Array     Bit Manipulation     C++     Enumeration     Hard     Hash Table     String    

Problem Statement:

You are given an array of strings ideas that represents a list of names to be used in the process of naming a company. The process of naming a company is as follows:

  1. Choose 2 distinct names from ideas, call them ideaA and ideaB.
  2. Swap the first letters of ideaA and ideaB with each other.
  3. If both of the new names are not found in the original ideas, then the name ideaA ideaB (the concatenation of ideaA and ideaB, separated by a space) is a valid company name.
  4. Otherwise, it is not a valid name.

Return the number of distinct valid names for the company.

 

Example 1:

Input: ideas = ["coffee","donuts","time","toffee"]
Output: 6
Explanation: The following selections are valid:
- ("coffee", "donuts"): The company name created is "doffee conuts".
- ("donuts", "coffee"): The company name created is "conuts doffee".
- ("donuts", "time"): The company name created is "tonuts dime".
- ("donuts", "toffee"): The company name created is "tonuts doffee".
- ("time", "donuts"): The company name created is "dime tonuts".
- ("toffee", "donuts"): The company name created is "doffee tonuts".
Therefore, there are a total of 6 distinct company names.

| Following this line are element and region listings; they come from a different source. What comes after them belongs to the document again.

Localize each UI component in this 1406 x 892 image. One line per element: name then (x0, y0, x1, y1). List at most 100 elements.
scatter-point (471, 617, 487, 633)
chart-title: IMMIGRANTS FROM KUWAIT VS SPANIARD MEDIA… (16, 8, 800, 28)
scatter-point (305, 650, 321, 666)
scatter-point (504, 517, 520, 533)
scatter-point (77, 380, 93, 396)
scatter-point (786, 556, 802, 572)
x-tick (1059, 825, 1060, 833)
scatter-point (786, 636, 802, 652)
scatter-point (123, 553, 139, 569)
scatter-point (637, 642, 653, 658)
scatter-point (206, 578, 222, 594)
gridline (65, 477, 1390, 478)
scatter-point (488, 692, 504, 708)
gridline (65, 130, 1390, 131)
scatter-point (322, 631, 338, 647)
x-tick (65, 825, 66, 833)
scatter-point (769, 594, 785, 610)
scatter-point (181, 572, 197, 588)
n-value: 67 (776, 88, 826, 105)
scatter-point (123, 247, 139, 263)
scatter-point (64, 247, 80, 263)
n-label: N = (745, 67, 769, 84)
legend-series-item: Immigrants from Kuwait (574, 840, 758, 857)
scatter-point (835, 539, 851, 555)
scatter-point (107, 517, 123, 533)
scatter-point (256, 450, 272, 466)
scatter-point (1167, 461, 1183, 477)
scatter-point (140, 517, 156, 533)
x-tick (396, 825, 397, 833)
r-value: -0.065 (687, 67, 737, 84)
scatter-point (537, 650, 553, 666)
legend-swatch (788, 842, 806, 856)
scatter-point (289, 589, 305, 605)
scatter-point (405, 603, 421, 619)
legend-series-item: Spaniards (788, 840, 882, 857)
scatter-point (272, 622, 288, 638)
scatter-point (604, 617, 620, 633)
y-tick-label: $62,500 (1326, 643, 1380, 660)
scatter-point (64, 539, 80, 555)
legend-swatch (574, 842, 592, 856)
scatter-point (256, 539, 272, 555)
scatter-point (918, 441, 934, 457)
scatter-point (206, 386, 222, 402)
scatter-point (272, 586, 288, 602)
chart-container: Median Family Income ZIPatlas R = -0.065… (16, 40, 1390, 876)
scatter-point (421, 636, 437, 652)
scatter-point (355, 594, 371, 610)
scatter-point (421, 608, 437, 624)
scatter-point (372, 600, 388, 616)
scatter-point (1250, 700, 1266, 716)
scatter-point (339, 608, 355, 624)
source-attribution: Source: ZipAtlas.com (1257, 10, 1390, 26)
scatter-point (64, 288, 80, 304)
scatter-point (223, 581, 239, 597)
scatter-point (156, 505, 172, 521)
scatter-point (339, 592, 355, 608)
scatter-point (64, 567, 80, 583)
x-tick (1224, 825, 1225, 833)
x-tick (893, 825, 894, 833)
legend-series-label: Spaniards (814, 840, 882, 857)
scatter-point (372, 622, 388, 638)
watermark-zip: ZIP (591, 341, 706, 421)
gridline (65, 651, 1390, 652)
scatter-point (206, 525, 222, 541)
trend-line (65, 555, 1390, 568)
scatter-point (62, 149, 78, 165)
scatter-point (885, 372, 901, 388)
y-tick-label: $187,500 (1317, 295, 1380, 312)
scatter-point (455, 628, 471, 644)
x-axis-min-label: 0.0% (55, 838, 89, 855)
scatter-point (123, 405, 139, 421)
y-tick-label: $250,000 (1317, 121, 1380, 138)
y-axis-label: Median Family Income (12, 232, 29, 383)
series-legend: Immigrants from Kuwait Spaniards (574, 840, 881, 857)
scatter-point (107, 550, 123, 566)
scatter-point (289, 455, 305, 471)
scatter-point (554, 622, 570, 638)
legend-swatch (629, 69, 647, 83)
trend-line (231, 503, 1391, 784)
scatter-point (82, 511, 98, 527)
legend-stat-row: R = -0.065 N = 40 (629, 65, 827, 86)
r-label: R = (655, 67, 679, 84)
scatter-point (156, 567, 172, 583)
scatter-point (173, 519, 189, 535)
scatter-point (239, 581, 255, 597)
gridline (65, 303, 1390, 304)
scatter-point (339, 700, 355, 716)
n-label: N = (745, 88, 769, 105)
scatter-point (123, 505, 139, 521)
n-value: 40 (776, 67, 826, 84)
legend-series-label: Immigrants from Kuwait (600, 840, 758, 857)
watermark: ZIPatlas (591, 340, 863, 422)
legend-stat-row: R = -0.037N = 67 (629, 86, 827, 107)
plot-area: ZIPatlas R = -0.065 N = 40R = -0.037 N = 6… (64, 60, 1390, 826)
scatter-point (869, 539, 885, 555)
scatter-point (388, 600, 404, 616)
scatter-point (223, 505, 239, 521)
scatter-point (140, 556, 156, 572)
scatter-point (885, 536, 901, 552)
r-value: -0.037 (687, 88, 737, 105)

The following are some examples of invalid selections:
- ("coffee", "time"): The name "toffee" formed after swapping already exists in the original array.
- ("time", "toffee"): Both names are still the same after swapping and exist in the original array.
- ("coffee", "toffee"): Both names formed after swapping already exist in the original array.

Example 2:

Input: ideas = ["lack","back"]
Output: 0
Explanation: There are no valid selections. Therefore, 0 is returned.

 

Constraints:

  • 2 <= ideas.length <= 5 * 104
  • 1 <= ideas[i].length <= 10
  • ideas[i] consists of lowercase English letters.
  • All the strings in ideas are unique.

Solution:

Intuition

Consider the example with all words from either 'a' or 'b':

 
ideas = ["apple","and","alpha","amaze","aye","aid","bye","bid","bat","beef","brown"]
 

Based on the starting letter and the suffix we can see this pattern:

 
'a': ["pple","nd","lpha","maze","ye","id"]
'b': ["ye","id","at","eef","rown"]
 

Notice that "ye" and "id" are present in both. These cannot be used for company names because for example suppose we use "aye","bat" we will have "bye aat" as the company name but "bye" is present in original list of ideas hence not valid. So, we need to find the suffixes present in only one of the arrays:

 
'a': ["pple","lpha","nd","maze"]
'b': ["at","eef","rown"]
 

We can choose 12 pairs from here and from them we will have 24 company names:

 
company_names = ["aat bpple", "bpple aat", "aeef bpple", "bpple aeef", "arown bpple", "bpple arown", "aat blpha", "blpha aat", "aeef blpha", "blpha aeef", "arown blpha", "blpha arown", "aat bnd", "bnd aat", "aeef bnd", "bnd aeef", "arown bnd", "bnd arown", "aat bmaze", "bmaze aat", "aeef bmaze", "bmaze aeef", "arown bmaze", "bmaze arown"]
 

Hence answer for this example is 24.

Approach

We will use 26 HashSets to store suffixes for each alphabet. For each pair of alphabets, we will add their contribution as $2n1n2$ where $n1,n2$ are the suffixes from each alphabet not present in the other one.

Code

 
class Solution {
public:
    long long distinctNames(vector<string>& ideas) 
    {
        long long res = 0;
        vector<unordered_set<string>> ideaSet(26, unordered_set<string>{});
        for(string idea: ideas) ideaSet[idea[0]-'a'].insert(idea.substr(1));
        for (int i=0; i<26; i++)
        {
            for(int j=i+1; j<26; j++)
            {
                int common=0;
                for(string idea: ideaSet[j]) common+=ideaSet[i].count(idea);
                int n1 = ideaSet[i].size()-common, n2=ideaSet[j].size()-common;
                res += 2LL*n1*n2;
            }
        }
        return res;
    }
};
 

Complexity

Worst case time complexity is $O(nm)$ where $n$ is the number of words in ideas, $m$ is the maximum size of word in ideas . Space complexity: $O(nm)$

Alternative solution

We can have slightly more efficient solution (same TC) if instead of storing suffixes we just maintain a 26x26 frequency table to check validity of name.

 
class Solution {
public:
    long long distinctNames(vector<string>& ideas) 
    {
        long long res = 0;
        unordered_set<string> ideaSet(ideas.begin(),ideas.end());
        vector<vector<int>>freq_table(26,vector<int>(26,0));
        for (string idea: ideas)
        {
            for(char ch='a'; ch<='z'; ch++)
            {
                string namePart = string(1,ch)+idea.substr(1);
                if(!ideaSet.count(namePart))
                    freq_table[idea[0]-'a'][ch-'a']++;
            }
        }
        for (int i=0; i<26; i++)
            for (int j=i+1; j<26; j++)
                res += 2LL*freq_table[i][j]*freq_table[j][i];
        return res;
    }
};